This is a R implement on the Matlab version of Split Knockoffs. This R package is more convenient as glmnet can be used directly by

install.packages("glmnet'")  # just one line code to install the glmnet tool

Please update your glmnet package to the latest version for smooth usage of this package, the examples illustrated here are tested with glmnet 4.2.

For more information, please see the manual inside this package.

Key function

sk.filter(X, D, y, option) : the main function, Split Knockoff filter, for variable selection in structural sparsity problem.

function involved frequently

sk.create(X, y, D, nu, option): generate the split knockoff copy for structural sparsity problem.

W_sign(X, D, y, nu, option): generate the W statistics for split knockoff on a split LASSO path.

sk.select(W, q): this function is for variable selection based on W statistics.

For reproduction of the simulation, you can see the code as the following.

simulation details

Install all the packages and library them.

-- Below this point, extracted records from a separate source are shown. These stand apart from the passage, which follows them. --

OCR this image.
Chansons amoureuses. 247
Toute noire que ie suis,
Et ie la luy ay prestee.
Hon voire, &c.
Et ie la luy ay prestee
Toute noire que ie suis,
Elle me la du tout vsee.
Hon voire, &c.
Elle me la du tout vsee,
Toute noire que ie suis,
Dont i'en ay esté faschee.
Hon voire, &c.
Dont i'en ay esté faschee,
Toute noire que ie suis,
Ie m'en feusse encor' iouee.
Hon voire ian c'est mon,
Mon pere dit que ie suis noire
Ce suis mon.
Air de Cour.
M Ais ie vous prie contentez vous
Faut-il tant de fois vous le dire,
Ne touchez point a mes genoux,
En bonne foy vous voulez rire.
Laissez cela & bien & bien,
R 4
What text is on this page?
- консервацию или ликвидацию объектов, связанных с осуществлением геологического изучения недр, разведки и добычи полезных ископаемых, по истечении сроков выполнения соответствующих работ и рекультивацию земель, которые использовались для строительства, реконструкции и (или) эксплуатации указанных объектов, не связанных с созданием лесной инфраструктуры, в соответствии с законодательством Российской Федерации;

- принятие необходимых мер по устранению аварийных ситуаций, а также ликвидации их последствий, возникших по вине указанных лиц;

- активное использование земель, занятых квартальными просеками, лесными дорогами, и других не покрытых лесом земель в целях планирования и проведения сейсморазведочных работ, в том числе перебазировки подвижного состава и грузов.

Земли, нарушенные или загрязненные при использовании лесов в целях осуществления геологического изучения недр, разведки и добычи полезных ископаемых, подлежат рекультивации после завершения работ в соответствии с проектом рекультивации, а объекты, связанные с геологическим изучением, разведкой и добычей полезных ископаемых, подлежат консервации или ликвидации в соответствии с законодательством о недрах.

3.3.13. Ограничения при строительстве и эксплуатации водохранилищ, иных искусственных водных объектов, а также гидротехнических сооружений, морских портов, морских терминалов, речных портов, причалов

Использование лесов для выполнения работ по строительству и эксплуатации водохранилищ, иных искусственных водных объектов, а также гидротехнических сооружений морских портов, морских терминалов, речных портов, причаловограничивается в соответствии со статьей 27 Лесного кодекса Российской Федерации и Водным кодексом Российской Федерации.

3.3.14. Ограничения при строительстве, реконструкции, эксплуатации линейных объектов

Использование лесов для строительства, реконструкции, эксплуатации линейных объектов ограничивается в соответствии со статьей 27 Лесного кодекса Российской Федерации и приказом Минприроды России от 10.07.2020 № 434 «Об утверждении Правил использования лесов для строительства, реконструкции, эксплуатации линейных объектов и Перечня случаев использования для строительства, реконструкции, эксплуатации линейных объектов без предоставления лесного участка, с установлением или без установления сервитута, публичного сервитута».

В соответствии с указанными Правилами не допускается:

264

install.packages("SplitKnockoff")   # install our package


library(latex2exp)
library(ggplot2)
library(Matrix)
library(glmnet)
library(MASS)
library(SplitKnockoff)

set the parameter for the simulation

k <- 20   # sparsity level
A <- 1    # magnitude
n <- 350  # sample size
p <- 100  # dimension of variables
c <- 0.5  # feature correlation
sigma <-1 # noise level

option <- array(data = NA, dim = length(data), dimnames = NULL)

# the target (directional) FDR control
option$q <- 0.2 

# choice on threshold, the other choice is 'knockoff+'          
option$method <- 'knockoff' 

# degree of separation between original design and its split knockoff copy 
# in the range of [0, 2], the less the more separated
option$eta <- 0.1           

# whether to normalize the dataset
option$normalize <- 'true'

# choice on the set of regularization parameters for split LASSO path
option$lambda <- 10.^seq(0, -6, by=-0.01)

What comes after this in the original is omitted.